Trinnexx
Trinnexx

Reputation: 57

Generating Combinations

Recently I have been reading about lotto wheeling and combination generating. I thought I'd give it a whirl and looked about for example code. I managed to cobble together a number wheel based on some VB but I've introduced an interesting bug while porting it. http://www.xtremevbtalk.com/showthread.php?t=168296

It allows you to basically ID any combination. You feed it N numbers, K picks and an index and it returns that combination in lexicographical order. It works well at low values but as the number of balls (N) rises I get additional numbers occurring for example. 40 balls, 2 picks. Combination No. 780 Returns 40 and 41! The more picks and numbers I added the higher this goes, It seem to happen at the end of a run when the number preceding is due to cycle.

I found the method for generating number of possible combination on the VB forum to not make a lot of sense, so I found a simpler one: http://www.dreamincode.net/code/snippet2334.htm Then I discovered that using doubles seems to cause a lack of resolution. Using long works, but now I can't use higher values of N because the multiplying goes out of range for a long! I then tried ulong and decimal neither could go much past 26-28 numbers (N). So I reverted to the version on the VB site. http://www.xtremevbtalk.com/showthread.php?s=6548354125cb4f312fc555dd0864853e&t=129902

The code is a method to avoid hitting the 96bit ceiling and claims to be able to calculate as high as N 98, K 49. For some reason I cannot get this to behave, it spits out some very strange numbers.

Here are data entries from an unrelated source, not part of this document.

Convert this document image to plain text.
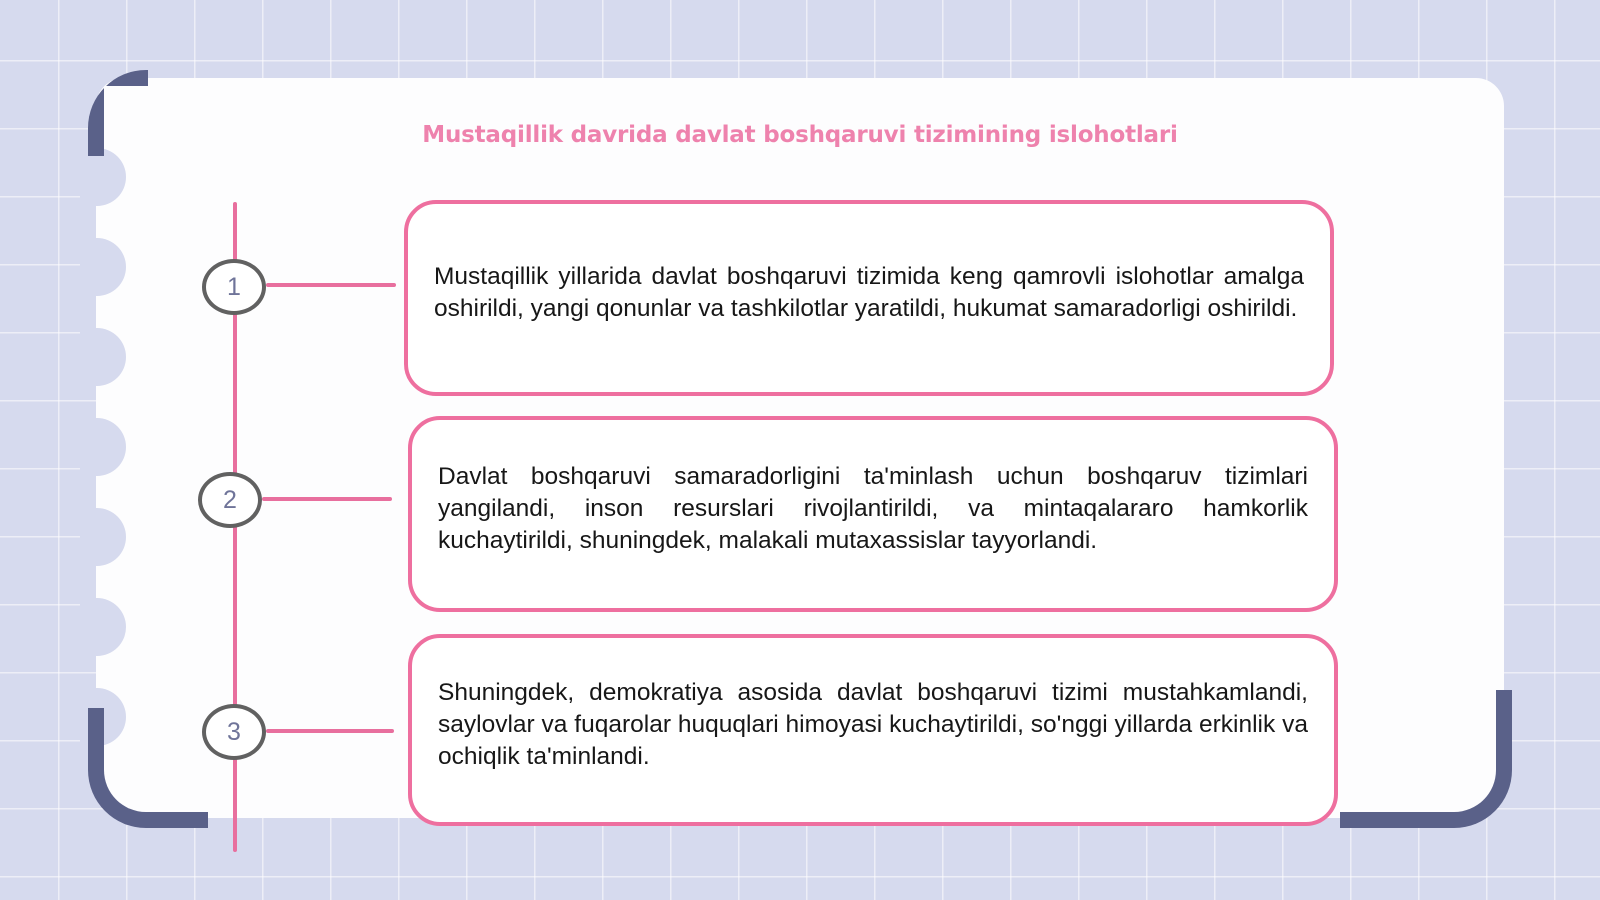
Mustaqillik davrida davlat boshqaruvi tizimining islohotlari
1
2
3

Mustaqillik yillarida davlat boshqaruvi tizimida keng qamrovli islohotlar amalga oshirildi, yangi qonunlar va tashkilotlar yaratildi, hukumat samaradorligi oshirildi.

Davlat boshqaruvi samaradorligini ta'minlash uchun boshqaruv tizimlari yangilandi, inson resurslari rivojlantirildi, va mintaqalararo hamkorlik kuchaytirildi, shuningdek, malakali mutaxassislar tayyorlandi.

Shuningdek, demokratiya asosida davlat boshqaruvi tizimi mustahkamlandi, saylovlar va fuqarolar huquqlari himoyasi kuchaytirildi, so'nggi yillarda erkinlik va ochiqlik ta'minlandi.
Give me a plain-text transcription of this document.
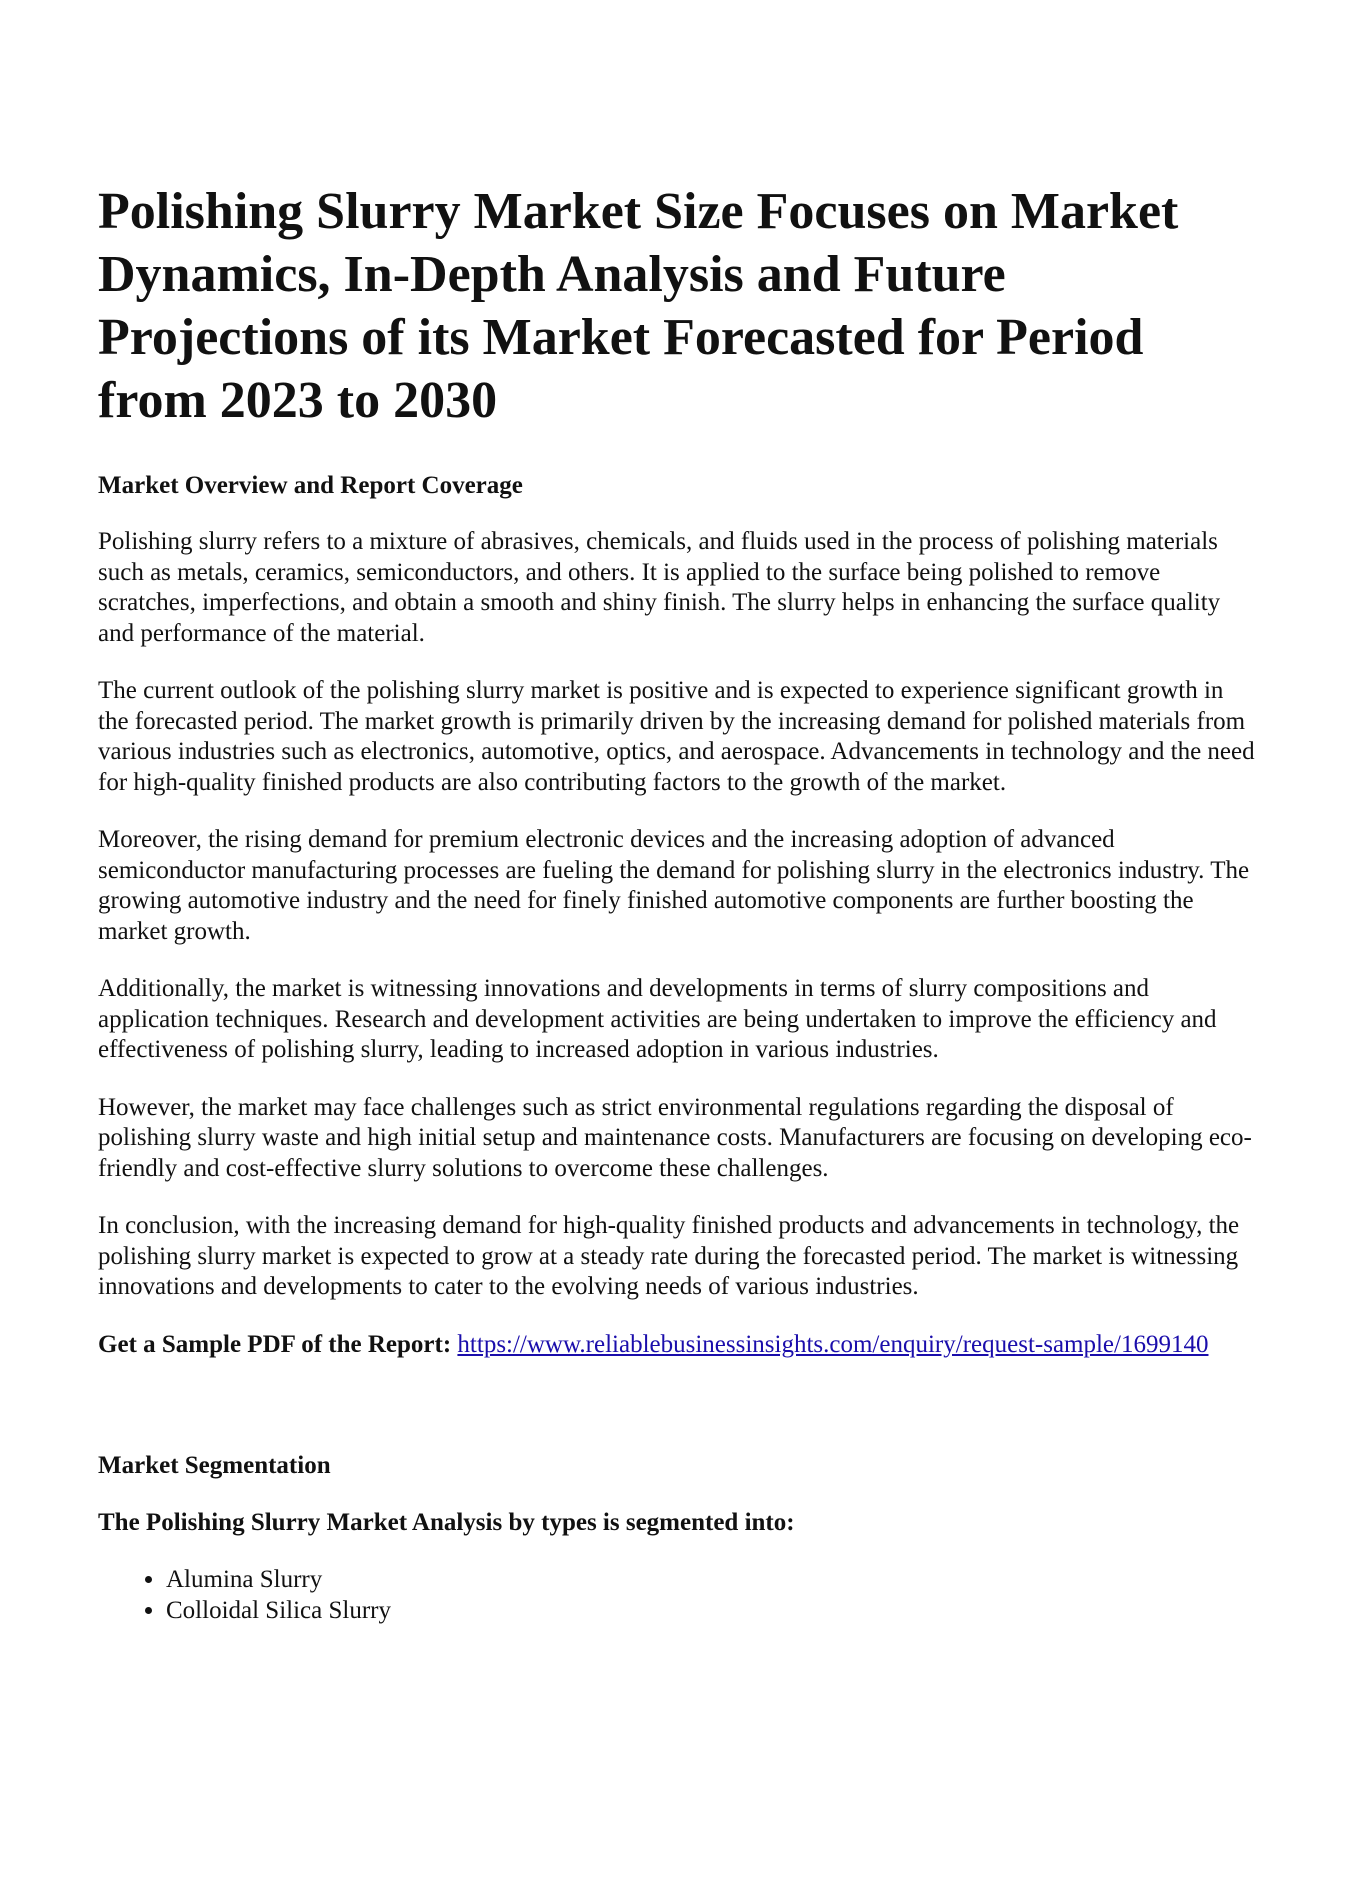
Polishing Slurry Market Size Focuses on Market Dynamics, In-Depth Analysis and Future Projections of its Market Forecasted for Period from 2023 to 2030
Market Overview and Report Coverage

Polishing slurry refers to a mixture of abrasives, chemicals, and fluids used in the process of polishing materials such as metals, ceramics, semiconductors, and others. It is applied to the surface being polished to remove scratches, imperfections, and obtain a smooth and shiny finish. The slurry helps in enhancing the surface quality and performance of the material.

The current outlook of the polishing slurry market is positive and is expected to experience significant growth in the forecasted period. The market growth is primarily driven by the increasing demand for polished materials from various industries such as electronics, automotive, optics, and aerospace. Advancements in technology and the need for high-quality finished products are also contributing factors to the growth of the market.

Moreover, the rising demand for premium electronic devices and the increasing adoption of advanced semiconductor manufacturing processes are fueling the demand for polishing slurry in the electronics industry. The growing automotive industry and the need for finely finished automotive components are further boosting the market growth.

Additionally, the market is witnessing innovations and developments in terms of slurry compositions and application techniques. Research and development activities are being undertaken to improve the efficiency and effectiveness of polishing slurry, leading to increased adoption in various industries.

However, the market may face challenges such as strict environmental regulations regarding the disposal of polishing slurry waste and high initial setup and maintenance costs. Manufacturers are focusing on developing eco-friendly and cost-effective slurry solutions to overcome these challenges.

In conclusion, with the increasing demand for high-quality finished products and advancements in technology, the polishing slurry market is expected to grow at a steady rate during the forecasted period. The market is witnessing innovations and developments to cater to the evolving needs of various industries.

Get a Sample PDF of the Report: https://www.reliablebusinessinsights.com/enquiry/request-sample/1699140

Market Segmentation
The Polishing Slurry Market Analysis by types is segmented into:
• Alumina Slurry
• Colloidal Silica Slurry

After giving up for a while I decided to re-read the wiki suggested. While most of it was over my head, I was able to discover that certain ways of calculating a binomial coefficient have inaccuracy. This wouldn't be appropriate for a system where you are essentially dialing up (wheeling) to a game. After a bit of searching and reading I came across this: http://dmitrybrant.com/2008/04/29/binomial-coefficients-stirling-numbers-csharp

Turns out this is exactly the information I was looking for! The first method is accurate and plenty fast for anything I'm doing. Much thanks for psYchotic going to the trouble of joining just to post here!

Upvotes: 0

Views: 1396

Answers (1)

psYchotic
psYchotic

Reputation: 366

There are exactly 780 combinations of 2 numbers to generate out of a set of 40. If your combination generator uses a zero-based index, any index >= the maximum amount of combinations would be invalid. You can use the binomial coefficient to determine the number of combinations that can be formed.